The demand for housing in Canada was running ahead of supply before COVID-19 hit last year, the RBC report says. The pandemic just accelerated that and the trend has been compounded by very low interest rates.

In an earlier report, RBC said the average single-family home price in Canada jumped $100,000 from August 2020 to February 2021. In Vancouver that gain was $139,000 and it was $145,000 in the Fraser Valley, the report says.

During that time period, the average price for a single family in Kamloops jumped almost $59,000 to $604,000, based on the real estate board’s figures.

The Association of Interior Realtors that covers the Okanagan uses a benchmark price for a typical single family home. That surged by $83,500 in the Central Okanagan to $776,300 in February.

The benchmark price is generally lower than the average price because it doesn’t include things like multi-million dollar properties.

RBC points to a number of problems with soaring real estate values.

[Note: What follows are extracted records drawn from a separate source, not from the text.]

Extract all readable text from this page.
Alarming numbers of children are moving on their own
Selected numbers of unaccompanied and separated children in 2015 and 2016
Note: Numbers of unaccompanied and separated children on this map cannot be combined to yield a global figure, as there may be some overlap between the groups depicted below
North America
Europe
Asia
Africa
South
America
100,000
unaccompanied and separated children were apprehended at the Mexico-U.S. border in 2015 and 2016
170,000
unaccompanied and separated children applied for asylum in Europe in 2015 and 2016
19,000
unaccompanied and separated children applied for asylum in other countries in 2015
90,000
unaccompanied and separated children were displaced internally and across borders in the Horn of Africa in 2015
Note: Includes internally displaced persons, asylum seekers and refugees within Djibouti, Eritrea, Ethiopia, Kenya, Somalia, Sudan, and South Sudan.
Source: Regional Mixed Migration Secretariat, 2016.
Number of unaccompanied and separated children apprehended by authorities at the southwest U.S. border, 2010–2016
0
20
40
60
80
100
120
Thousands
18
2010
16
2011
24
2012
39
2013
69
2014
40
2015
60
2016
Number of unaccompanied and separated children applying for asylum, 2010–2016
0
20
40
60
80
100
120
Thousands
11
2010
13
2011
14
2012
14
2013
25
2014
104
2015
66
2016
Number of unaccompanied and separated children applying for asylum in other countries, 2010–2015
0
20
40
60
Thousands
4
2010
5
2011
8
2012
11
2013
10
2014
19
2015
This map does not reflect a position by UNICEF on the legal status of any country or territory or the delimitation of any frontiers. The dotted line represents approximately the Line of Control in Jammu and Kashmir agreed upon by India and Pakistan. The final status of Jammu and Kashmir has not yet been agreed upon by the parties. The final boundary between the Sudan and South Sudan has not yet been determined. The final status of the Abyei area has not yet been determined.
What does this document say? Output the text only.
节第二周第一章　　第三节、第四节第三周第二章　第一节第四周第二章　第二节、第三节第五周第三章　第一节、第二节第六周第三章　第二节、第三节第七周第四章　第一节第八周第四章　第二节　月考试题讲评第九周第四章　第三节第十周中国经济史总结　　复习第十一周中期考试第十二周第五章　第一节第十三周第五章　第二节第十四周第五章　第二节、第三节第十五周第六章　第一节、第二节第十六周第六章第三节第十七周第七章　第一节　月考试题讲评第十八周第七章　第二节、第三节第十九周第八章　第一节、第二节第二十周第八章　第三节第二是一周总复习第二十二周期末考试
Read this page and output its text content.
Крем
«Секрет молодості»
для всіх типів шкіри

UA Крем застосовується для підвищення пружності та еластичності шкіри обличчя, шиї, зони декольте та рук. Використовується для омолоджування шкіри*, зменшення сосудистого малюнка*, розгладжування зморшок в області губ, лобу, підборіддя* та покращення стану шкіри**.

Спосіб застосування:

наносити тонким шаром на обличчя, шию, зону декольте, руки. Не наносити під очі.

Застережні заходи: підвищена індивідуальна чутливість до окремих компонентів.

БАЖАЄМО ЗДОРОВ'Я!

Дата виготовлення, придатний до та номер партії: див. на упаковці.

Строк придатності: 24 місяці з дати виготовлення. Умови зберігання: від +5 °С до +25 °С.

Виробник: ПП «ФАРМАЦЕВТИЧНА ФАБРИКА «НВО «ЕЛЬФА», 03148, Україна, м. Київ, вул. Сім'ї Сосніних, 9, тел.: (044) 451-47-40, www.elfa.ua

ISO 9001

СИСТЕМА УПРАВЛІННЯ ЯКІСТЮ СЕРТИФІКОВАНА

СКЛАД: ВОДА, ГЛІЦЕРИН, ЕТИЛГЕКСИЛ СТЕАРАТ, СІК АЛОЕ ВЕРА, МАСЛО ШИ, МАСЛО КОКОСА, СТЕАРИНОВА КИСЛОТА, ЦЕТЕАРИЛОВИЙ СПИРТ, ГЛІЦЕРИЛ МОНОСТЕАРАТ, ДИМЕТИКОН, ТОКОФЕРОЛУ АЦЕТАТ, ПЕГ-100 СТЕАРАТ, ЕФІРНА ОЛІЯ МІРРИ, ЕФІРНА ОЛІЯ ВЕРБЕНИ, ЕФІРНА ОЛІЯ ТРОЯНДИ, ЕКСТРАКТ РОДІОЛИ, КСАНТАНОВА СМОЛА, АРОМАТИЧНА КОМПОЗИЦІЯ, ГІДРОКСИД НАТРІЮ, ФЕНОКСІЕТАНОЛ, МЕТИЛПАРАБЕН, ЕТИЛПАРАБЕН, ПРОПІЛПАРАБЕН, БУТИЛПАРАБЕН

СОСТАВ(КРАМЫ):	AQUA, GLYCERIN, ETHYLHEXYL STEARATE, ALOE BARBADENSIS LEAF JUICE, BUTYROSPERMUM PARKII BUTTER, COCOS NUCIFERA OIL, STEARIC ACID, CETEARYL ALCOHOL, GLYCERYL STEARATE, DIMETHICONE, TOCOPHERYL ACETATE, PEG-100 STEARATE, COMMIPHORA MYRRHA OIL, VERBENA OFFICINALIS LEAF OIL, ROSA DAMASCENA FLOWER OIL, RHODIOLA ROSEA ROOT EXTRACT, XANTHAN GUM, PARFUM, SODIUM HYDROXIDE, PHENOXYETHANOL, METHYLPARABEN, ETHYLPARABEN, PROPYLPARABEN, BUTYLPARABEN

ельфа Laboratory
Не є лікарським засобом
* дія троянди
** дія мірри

Among them is the fact that it makes it harder to buy the land needed to build affordable housing. It’s also taking money out of the economy that is not, therefore, “going to more productive purposes in our economy.”

It calls on government to discourage speculative buying but the only speculation Runge is seeing in her market are people buying homes that they don’t expect to move into for another two or three years.

Kim Heizmann, president of the Association of Interior Realtors, was not available to comment.

While many of the policy changes suggested in the RBC report need to come from senior governments, it also calls on local governments to make it easier for developers to build more homes and suggests they “allow more medium-density, family-friendly housing in large urban areas (the so-called ‘missing middle’).”

It also suggests local governments should actively encourage and support construction of more rental housing.